The European Council (EC) has agreed a new position on the internal electricity market, placing consumer empowerment, cross-border trading and higher levels of renewables at the heart of the European Union’s efforts to transition to a low carbon economy.
Yesterday the EC reached a general approach on three key areas of the internal market that will be put forward to the European Parliament at the beginning of 2018 – creation of a modern electricity market; establishment of a more competitive and consumer-oriented internal electricity market; and promotion of renewable energy use.
‘The cornerstone of the redesign of the electricity market’
The council’s agreed negotiating position on establishing the framework for an internal electricity market across the EU sets out how it intends to ensure a ‘well-functioning, competitive and undistorted electricity market’ with the aim of enhancing flexibility, decarbonisation and innovation.
This is intended to help the EU transition toward a low carbon system and economy and meet the Energy Union’s objectives such as the 2030 climate and energy framework.
New rules will be introduced to allow for electricity trading within differing timeframes, with an aim to bring trading closer to real-time. This is intended to allow a higher share of renewable production in the EU’s energy systems, while new rules on dispatching and balancing responsibility will limit the distortions on the market.
Electricity trading areas known as ‘bidding zones’ are to be more clearly defined as areas in which market participants are able to exchange energy without capacity allocation. These are intended to maximise cross-border trading and maintain security of supply across the region.

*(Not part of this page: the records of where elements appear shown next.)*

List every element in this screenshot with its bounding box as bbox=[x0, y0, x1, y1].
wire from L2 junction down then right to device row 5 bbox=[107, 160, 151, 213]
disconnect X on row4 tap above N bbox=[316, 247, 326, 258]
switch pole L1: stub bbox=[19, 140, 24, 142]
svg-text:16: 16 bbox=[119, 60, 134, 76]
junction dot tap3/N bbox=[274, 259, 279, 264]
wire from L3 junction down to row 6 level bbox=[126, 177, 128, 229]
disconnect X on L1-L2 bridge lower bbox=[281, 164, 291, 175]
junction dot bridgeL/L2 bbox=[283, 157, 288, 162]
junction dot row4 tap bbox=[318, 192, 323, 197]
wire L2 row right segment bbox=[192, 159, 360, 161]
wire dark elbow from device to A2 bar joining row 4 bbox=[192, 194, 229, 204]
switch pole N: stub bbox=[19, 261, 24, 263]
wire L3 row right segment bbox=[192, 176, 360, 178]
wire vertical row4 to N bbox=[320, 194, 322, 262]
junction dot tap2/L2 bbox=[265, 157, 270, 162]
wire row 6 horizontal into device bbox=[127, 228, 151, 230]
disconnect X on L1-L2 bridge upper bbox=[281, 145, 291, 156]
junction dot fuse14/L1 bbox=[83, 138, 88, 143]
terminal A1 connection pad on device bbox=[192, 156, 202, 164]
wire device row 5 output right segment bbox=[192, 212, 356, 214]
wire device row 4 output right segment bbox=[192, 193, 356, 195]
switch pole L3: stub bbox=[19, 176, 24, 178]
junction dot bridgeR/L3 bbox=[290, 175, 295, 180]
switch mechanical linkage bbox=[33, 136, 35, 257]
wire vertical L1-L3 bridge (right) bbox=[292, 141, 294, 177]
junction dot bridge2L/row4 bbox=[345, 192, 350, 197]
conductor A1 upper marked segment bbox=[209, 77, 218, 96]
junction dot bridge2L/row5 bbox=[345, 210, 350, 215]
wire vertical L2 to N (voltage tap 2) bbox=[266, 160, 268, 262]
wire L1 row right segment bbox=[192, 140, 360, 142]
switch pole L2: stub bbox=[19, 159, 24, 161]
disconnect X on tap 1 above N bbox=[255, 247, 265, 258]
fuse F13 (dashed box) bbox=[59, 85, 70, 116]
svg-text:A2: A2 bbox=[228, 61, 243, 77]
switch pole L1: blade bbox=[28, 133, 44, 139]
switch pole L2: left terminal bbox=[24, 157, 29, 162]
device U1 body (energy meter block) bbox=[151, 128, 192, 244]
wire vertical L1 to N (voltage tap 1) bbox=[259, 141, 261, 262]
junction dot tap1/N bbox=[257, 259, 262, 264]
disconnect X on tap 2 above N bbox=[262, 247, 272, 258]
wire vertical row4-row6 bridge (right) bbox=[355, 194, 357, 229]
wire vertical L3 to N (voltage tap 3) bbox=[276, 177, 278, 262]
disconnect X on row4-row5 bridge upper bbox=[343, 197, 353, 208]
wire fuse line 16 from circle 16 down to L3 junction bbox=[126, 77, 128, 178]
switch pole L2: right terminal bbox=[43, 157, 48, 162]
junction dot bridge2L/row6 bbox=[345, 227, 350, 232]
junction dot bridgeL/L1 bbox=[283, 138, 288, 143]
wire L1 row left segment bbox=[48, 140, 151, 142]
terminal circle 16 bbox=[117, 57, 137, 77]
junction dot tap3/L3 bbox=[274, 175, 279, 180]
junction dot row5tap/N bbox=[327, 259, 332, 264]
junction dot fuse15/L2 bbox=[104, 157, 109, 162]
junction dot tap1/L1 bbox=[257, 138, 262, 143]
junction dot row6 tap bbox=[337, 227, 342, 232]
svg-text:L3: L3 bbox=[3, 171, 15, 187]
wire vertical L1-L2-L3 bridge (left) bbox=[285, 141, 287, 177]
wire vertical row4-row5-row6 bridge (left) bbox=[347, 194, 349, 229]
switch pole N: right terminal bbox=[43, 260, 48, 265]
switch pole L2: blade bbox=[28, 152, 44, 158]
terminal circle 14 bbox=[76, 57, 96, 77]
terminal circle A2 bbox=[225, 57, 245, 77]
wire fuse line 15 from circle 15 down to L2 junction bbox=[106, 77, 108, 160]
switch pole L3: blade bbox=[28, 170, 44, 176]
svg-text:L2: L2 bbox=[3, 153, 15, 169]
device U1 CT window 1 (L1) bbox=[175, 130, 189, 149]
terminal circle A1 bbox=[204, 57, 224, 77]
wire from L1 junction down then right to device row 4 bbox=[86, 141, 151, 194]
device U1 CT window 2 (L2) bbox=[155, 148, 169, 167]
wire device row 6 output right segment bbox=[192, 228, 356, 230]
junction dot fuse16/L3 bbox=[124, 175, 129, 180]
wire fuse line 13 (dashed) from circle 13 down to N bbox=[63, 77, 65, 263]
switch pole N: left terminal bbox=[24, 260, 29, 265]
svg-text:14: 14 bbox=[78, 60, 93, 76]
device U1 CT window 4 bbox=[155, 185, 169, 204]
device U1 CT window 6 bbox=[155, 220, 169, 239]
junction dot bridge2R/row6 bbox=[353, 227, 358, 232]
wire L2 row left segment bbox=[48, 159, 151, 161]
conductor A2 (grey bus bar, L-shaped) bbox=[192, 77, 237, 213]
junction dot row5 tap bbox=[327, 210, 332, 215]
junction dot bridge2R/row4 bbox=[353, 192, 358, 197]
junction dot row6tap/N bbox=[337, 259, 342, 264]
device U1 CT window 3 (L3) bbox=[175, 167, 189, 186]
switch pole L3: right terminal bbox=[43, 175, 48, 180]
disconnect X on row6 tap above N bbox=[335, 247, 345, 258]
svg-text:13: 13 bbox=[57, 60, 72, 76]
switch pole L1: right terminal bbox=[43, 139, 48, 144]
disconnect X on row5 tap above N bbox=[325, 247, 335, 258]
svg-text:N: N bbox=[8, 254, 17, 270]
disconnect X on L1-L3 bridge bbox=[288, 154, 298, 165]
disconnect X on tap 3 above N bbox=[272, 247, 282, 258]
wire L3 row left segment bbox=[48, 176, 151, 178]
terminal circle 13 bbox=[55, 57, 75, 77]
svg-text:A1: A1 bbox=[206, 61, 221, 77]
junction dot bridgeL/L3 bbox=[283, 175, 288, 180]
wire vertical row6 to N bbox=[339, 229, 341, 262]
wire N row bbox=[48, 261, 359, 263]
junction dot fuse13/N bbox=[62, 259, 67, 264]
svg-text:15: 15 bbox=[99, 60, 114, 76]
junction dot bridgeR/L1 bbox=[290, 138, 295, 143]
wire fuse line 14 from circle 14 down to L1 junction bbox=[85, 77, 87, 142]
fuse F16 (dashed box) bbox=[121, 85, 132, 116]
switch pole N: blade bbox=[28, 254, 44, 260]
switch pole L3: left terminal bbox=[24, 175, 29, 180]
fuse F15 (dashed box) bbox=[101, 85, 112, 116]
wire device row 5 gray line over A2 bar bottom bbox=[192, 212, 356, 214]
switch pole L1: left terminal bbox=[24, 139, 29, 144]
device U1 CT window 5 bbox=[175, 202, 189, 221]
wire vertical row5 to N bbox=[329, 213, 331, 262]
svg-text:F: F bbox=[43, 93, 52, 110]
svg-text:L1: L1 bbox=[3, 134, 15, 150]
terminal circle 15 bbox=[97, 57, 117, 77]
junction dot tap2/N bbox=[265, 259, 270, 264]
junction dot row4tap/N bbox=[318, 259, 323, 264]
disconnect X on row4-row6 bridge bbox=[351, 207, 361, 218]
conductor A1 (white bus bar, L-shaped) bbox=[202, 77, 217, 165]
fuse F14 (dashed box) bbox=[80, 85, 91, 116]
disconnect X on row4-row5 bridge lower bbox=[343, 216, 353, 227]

The Commission’s proposal requires maximum capacity to be allocated to the market participants on the border of a bidding zone. A benchmark level of maximum capacity is established on the border and must be respected, with countries below that level required to start implementing remedial actions or reconfigure the bidding zones. The Commission would be given the opportunity to intervene if the benchmark has not been met by a pre-disclosed deadline.